Volunteer me to do something without checking with me first so I know whose mailbox to leave the dead squirrel in.
The “decorative soaps” in my bathroom are glazed donut holes.
Why is no one talking about how hamsters taste NOTHING like ham?!
fighting against the coronavirus by wildly swinging a broom as though there is a bird in the house
Me to alien:
I, too, try to live among people undetected
Probably the reason planes don’t have horns is that no one could resist how funny it’d be to honk it a bunch as you crash into a mountain
Shot to the heart
And you’re to blame
You drink shots
With bad aim
Me: can I have a few extra days off over Christmas
Boss: it’s May
Me: sorry, may I have a few extra days off over Christmas
Truth. 😆😭😮💨
I keep sending TikTok clips to 18 and she keeps ignoring them. Girl do you know how many handstands you made me watch in the pool? You owe me.
Give me a microphone and I will love you love loudly.
Rich people go to parties. It’s what they do. And somehow we must all watch videos of it.
I love Buzzfeed because all the headlines are something a drunk girl would say right before passing out. “Um did you know corgis can wink??”
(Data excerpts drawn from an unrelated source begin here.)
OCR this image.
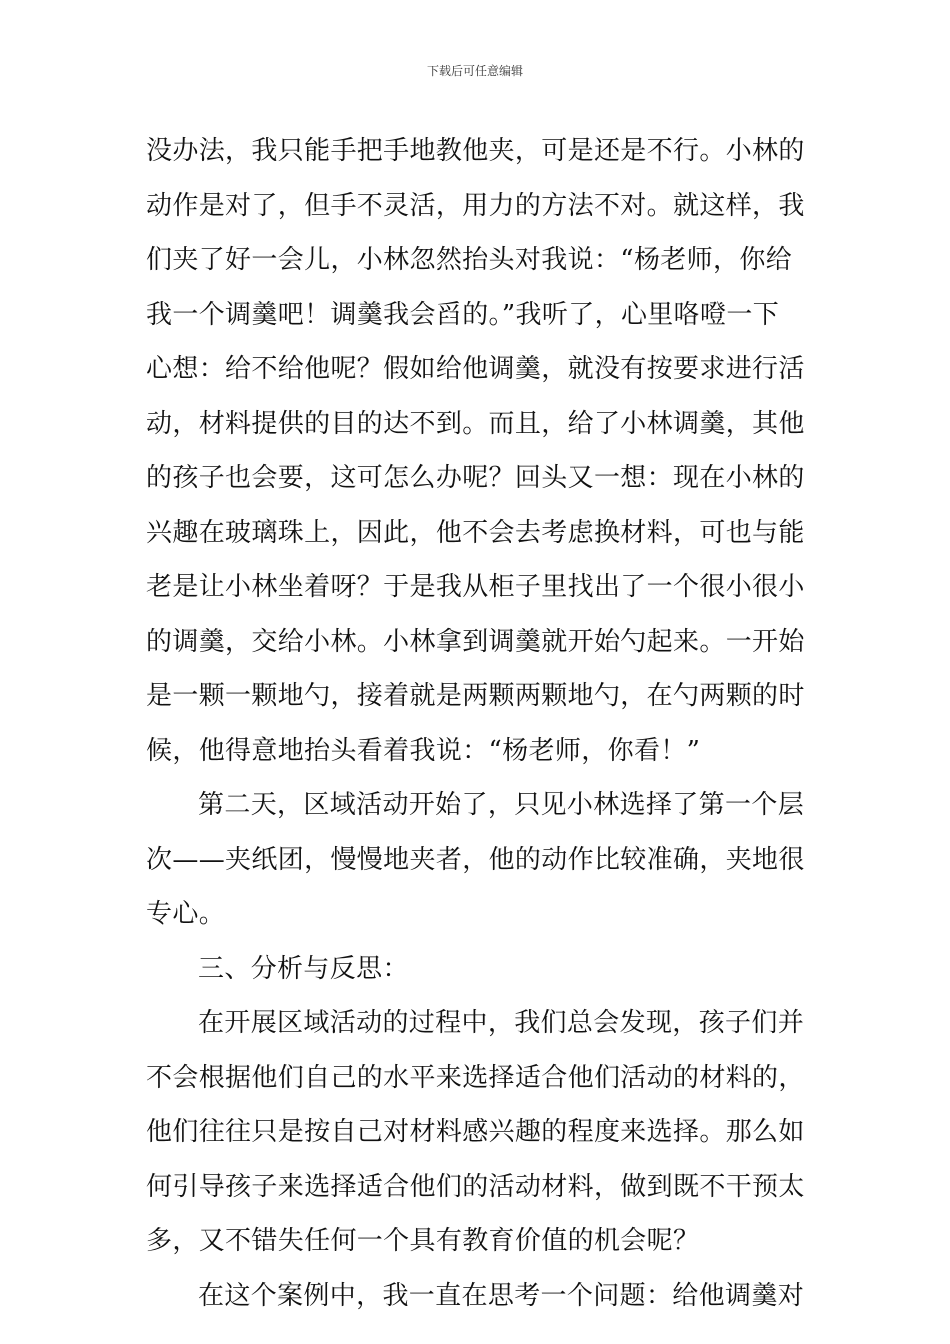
下载后可任意编辑
没办法，我只能手把手地教他夹，可是还是不行。小林的
动作是对了，但手不灵活，用力的方法不对。就这样，我
们夹了好一会儿，小林忽然抬头对我说：“杨老师，你给
我一个调羹吧！调羹我会舀的。”我听了，心里咯噔一下
心想：给不给他呢？假如给他调羹，就没有按要求进行活
动，材料提供的目的达不到。而且，给了小林调羹，其他
的孩子也会要，这可怎么办呢？回头又一想：现在小林的
兴趣在玻璃珠上，因此，他不会去考虑换材料，可也与能
老是让小林坐着呀？于是我从柜子里找出了一个很小很小
的调羹，交给小林。小林拿到调羹就开始勺起来。一开始
是一颗一颗地勺，接着就是两颗两颗地勺，在勺两颗的时
候，他得意地抬头看着我说：“杨老师，你看！”
第二天，区域活动开始了，只见小林选择了第一个层
次——夹纸团，慢慢地夹者，他的动作比较准确，夹地很
专心。
三、分析与反思：
在开展区域活动的过程中，我们总会发现，孩子们并
不会根据他们自己的水平来选择适合他们活动的材料的，
他们往往只是按自己对材料感兴趣的程度来选择。那么如
何引导孩子来选择适合他们的活动材料，做到既不干预太
多，又不错失任何一个具有教育价值的机会呢？
在这个案例中，我一直在思考一个问题：给他调羹对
pretty drunk right now and wow there is a lot of gravity on this planet
Me: Have you seen my bedroom trash bin?
Teen: The small one?
Me: Yes.
Teen: Made of wicker?
Me: Yes!
Teen: Dark?
Me: Yes!!
Teen: No.
[first day as a vet]
me: what’s the problem
cat: meow
me: yes but where
WANTED: OOMPA LOOMPAS
Main duties:
– Machine Maintenance
– Chocolate Production
– Quality Control
– Singing when kids die
I have complicated opinions on the death penalty. I think it’s wrong but I also think that owners of cash-only establishments should get it.
Friend: Actually I met my partner on Twitter!
Me: I’m so sorry. Here if you need to talk ❤️
Friend: …no? It’s a good thing?
Me: *hand on their shoulder* Sure it is buddy
run away with me except we’re driving so we’ll mostly sit
Quick befoure all the Americans wake up let’s add a loaud of U’s to moure words
No, I would NEVER put you on mute
I accidentally bought organic milk instead of regular and now my family is so broke we are forced to live in a shack and make clothes out of recycled hair.
Me: well that didn’t age well
My Mirror:
Crockpots are such a tease because I hate waiting 6-8 hours to eat my food that I’ve been smelling all day.
WIFE: There are people from the zoo at the front door
ME: *sitting on the couch with my new pet monkey* Do they look upset?
*ding*
This is your captain speaking. We… Is this what my voice sounds like? Nobody told me! Haha, wow, weird. We’re out of fuel.
*Passive-aggressively skips through your selfies and only likes pics of your dog*
Bison may look friend-shaped, but they already have all the friends they want. Keep your distance and don’t make it awkward.